Hong Kong’s Leung Tackles Wealth Gap With Aid to Poor, HousingSimon Lee and Rachel Butt
Hong Kong Chief Executive Leung Chun-ying pledged to give assistance to poorer families and overcome the challenge of building more homes as he seeks to quell popular discontent over a record wealth gap.
The government will spend about HK$3 billion ($387 million) a year in subsidies to about 200,000 low-income working families, Leung told lawmakers in his second policy address. The housing shortage is serious, and it will be a “tall order” to meet a raised housing target of 470,000 homes over the next 10 years, he said.
“Many grassroots workers, as the sole breadwinners of families, still bear a heavy financial burden,” Leung said. “Providing them with suitable assistance and encouraging them to remain employed will help keep them from falling into the” social security safety net.
Leung is putting more focus on addressing a record wealth gap after a government-commissioned report last September said one in five residents, or about 1.3 million people, live under the poverty line. Leung, who has made the least popular start as leader of Hong Kong since the 1997 handover, is looking to shore up support ahead of debates over reforms needed to bring in universal suffrage in 2017.
“Poverty alleviation is a way to keep Hong Kong competitive, because a continuous stream of low-income hardships will harm the city’s stability,” said Marcella Chow, a Hong Kong-based economist at Bank of America Merrill Lynch. “Lots of the general public may not actually feel it except the group distinguished as below the poverty line.”
The benchmark for the subsidy to low-income families will be set at half of the city’s median household income, Leung said. At least one family member must be working, he said. Other measures to help the poor included doubling the value of health-care vouchers for the elderly to HK$2,000 and assisting with education costs for the children of welfare recipients.
Hong Kong’s Gini coefficient, a measure of income inequality, rose to 0.537 in 2011 from 0.525 a decade earlier, according to government data. The measure is the highest since records were kept in 1971, and is above the 0.4 level used by analysts as a gauge of potential social unrest.
Leung said the new public housing housing target, first proposed in September by the city’s Long Term Housing Strategy Steering Committee, was dependent on greater land supply. Targets for public housing are 36 percent higher than that Leung set last year, when he made tackling soaring property prices one of his main goals.
Property transactions slowed to 50,676 last year, the lowest since 1996, according to Land Registry data. Secondary market home prices fell after reaching a record in March, according to an index compiled by Centaline Property Agency.

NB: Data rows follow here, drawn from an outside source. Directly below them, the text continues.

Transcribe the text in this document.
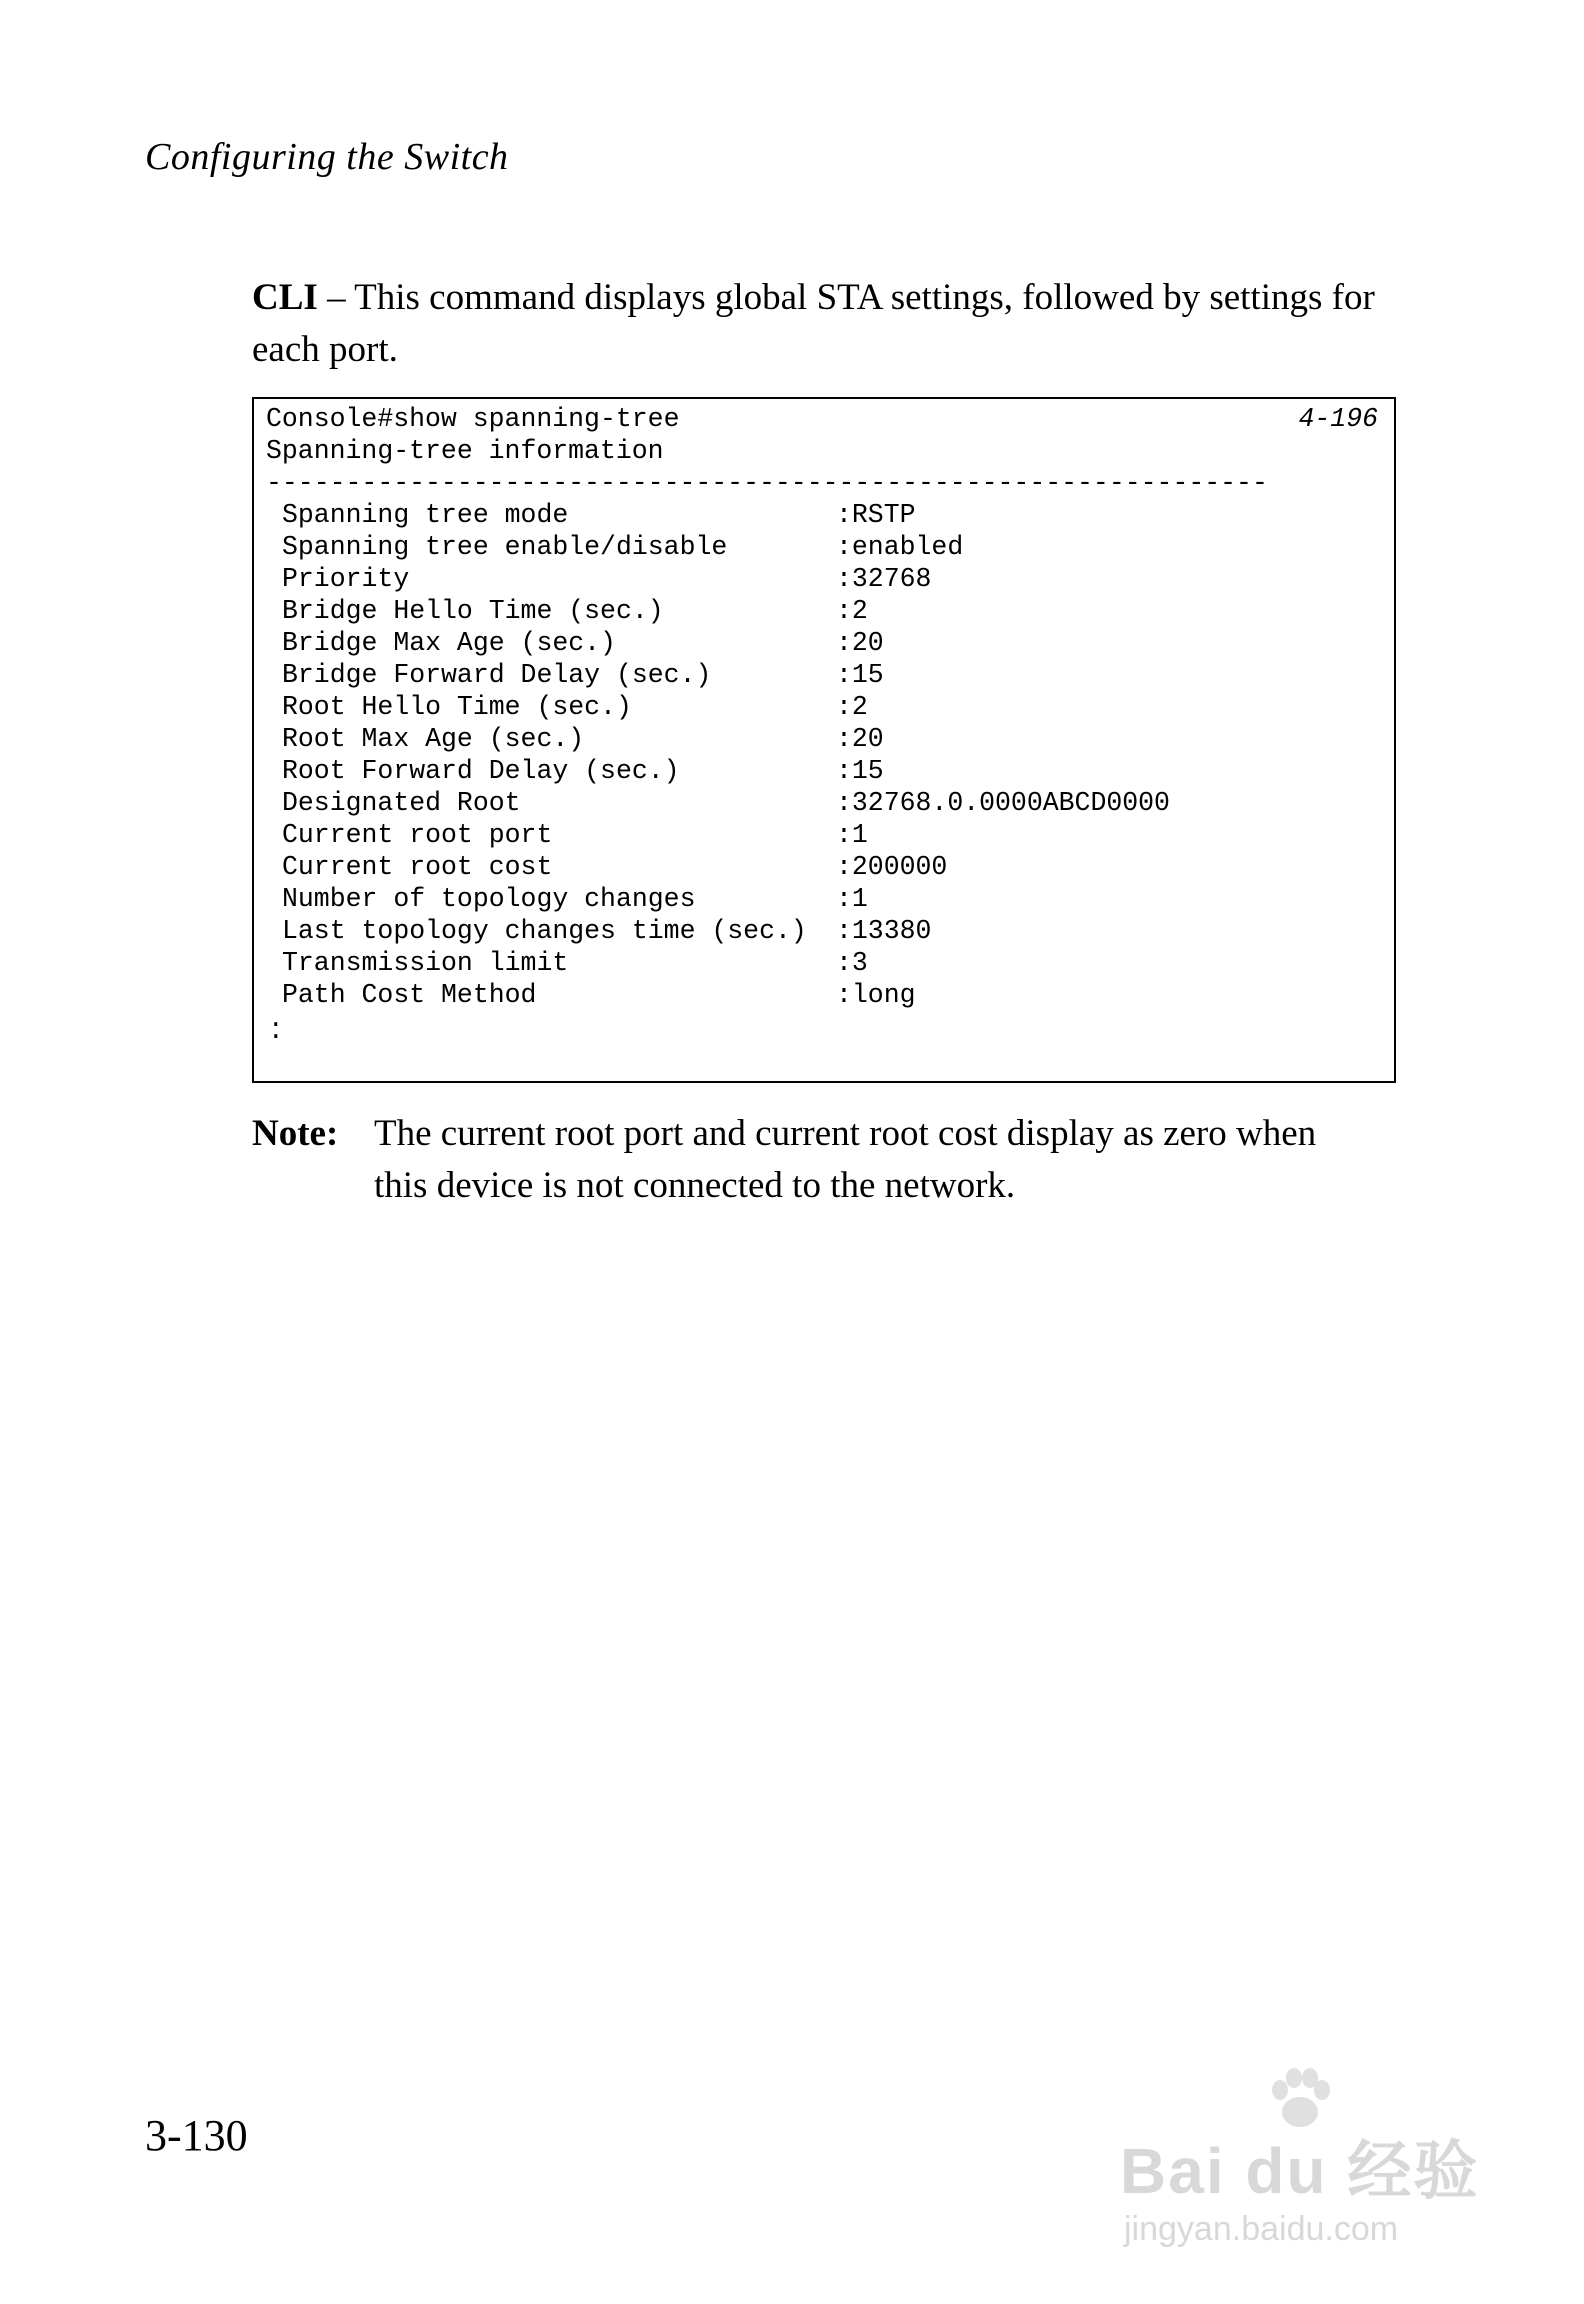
Configuring the Switch
CLI – This command displays global STA settings, followed by settings for each port.
Console#show spanning-tree	4-196
Spanning-tree information
---------------------------------------------------------------
Spanning tree mode	:RSTP
Spanning tree enable/disable	:enabled
Priority	:32768
Bridge Hello Time (sec.)	:2
Bridge Max Age (sec.)	:20
Bridge Forward Delay (sec.)	:15
Root Hello Time (sec.)	:2
Root Max Age (sec.)	:20
Root Forward Delay (sec.)	:15
Designated Root	:32768.0.0000ABCD0000
Current root port	:1
Current root cost	:200000
Number of topology changes	:1
Last topology changes time (sec.)	:13380
Transmission limit	:3
Path Cost Method	:long
.
.
Note: The current root port and current root cost display as zero when this device is not connected to the network.
3-130	Bai du 经验
jingyan.baidu.com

Leung pledged to increase plot ratios in some districts to enable more housing units. He also promised more land supply for commercial development in the central business district and nearby Wan Chai.

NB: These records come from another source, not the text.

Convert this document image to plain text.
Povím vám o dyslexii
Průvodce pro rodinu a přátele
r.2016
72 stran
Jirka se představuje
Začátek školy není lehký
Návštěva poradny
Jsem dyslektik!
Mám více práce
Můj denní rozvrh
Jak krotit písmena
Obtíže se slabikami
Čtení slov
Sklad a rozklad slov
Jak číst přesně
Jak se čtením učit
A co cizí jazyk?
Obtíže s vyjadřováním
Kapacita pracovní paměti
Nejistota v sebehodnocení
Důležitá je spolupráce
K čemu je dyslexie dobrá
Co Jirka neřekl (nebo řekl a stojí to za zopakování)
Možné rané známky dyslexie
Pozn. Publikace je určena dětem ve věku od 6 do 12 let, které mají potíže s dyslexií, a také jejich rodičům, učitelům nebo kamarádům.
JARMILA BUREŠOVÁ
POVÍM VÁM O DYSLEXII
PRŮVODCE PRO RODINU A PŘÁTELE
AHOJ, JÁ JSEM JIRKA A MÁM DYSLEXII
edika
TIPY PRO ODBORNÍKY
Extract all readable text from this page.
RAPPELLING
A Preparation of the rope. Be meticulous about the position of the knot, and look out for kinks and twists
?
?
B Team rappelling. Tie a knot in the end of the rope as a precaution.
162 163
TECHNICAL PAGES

“This deviates from what the previous government was trying to do,” said Simon Lo, Hong Kong-based executive director for Asia research at realtor Colliers International. “But the problem is there are very few sites that can be converted into commercial use.”
Hong Kong will work with the neighboring Chinese province of Guangdong on trade liberalization and set up more economic and trade offices in China to increase cooperation with the mainland. Hong Kong’s economy probably grew 3 percent in 2013 compared to a year earlier, the government said in November.
“Hong Kong needs sustained growth to tackle issues such as poverty, housing, an aging society, environmental protection and the upward mobility of young people,” Leung said.
Leung unveiled plans to focus on high-value tourism and build hotels on the western island of Lantau to expand its capacity. The government will conduct studies to develop Lantau, home to Hong Kong Disneyland and the city’s international airport, which will become a key transport hub between Hong Kong and China, Leung said.
Hong Kong is conducting a five-month public consultation on democratic reforms, over the details of implementing universal suffrage for choosing the city’s leader in 2017. China has said candidates for the top job must be vetted by a committee before the public votes in an election.
Opposition groups have demanded an open nomination process and that the reforms be in line with international standards. Pro-democracy group Occupy Central said China shouldn’t vet candidates for Hong Kong’s next leader and vowed to take protests to the city’s streets if it isn’t satisfied with the plans. That’s prompted warnings from tycoons including Li Ka-shing, Asia’s richest man, that demonstrations may damage the economy and Hong Kong’s reputation as a financial center.
Leung is the last chief executive picked by a committee of billionaires, professionals and lawmakers as China has pledged to allow for elections in 2017. Leung’s popularity during his first 18 months in office has trailed his two predecessors. His approval rating stands at 45.6 on a scale of 0 to 100, according to a poll of 1,018 people by the University of Hong Kong Public Opinion Programme conducted from Jan. 2 to Jan. 6.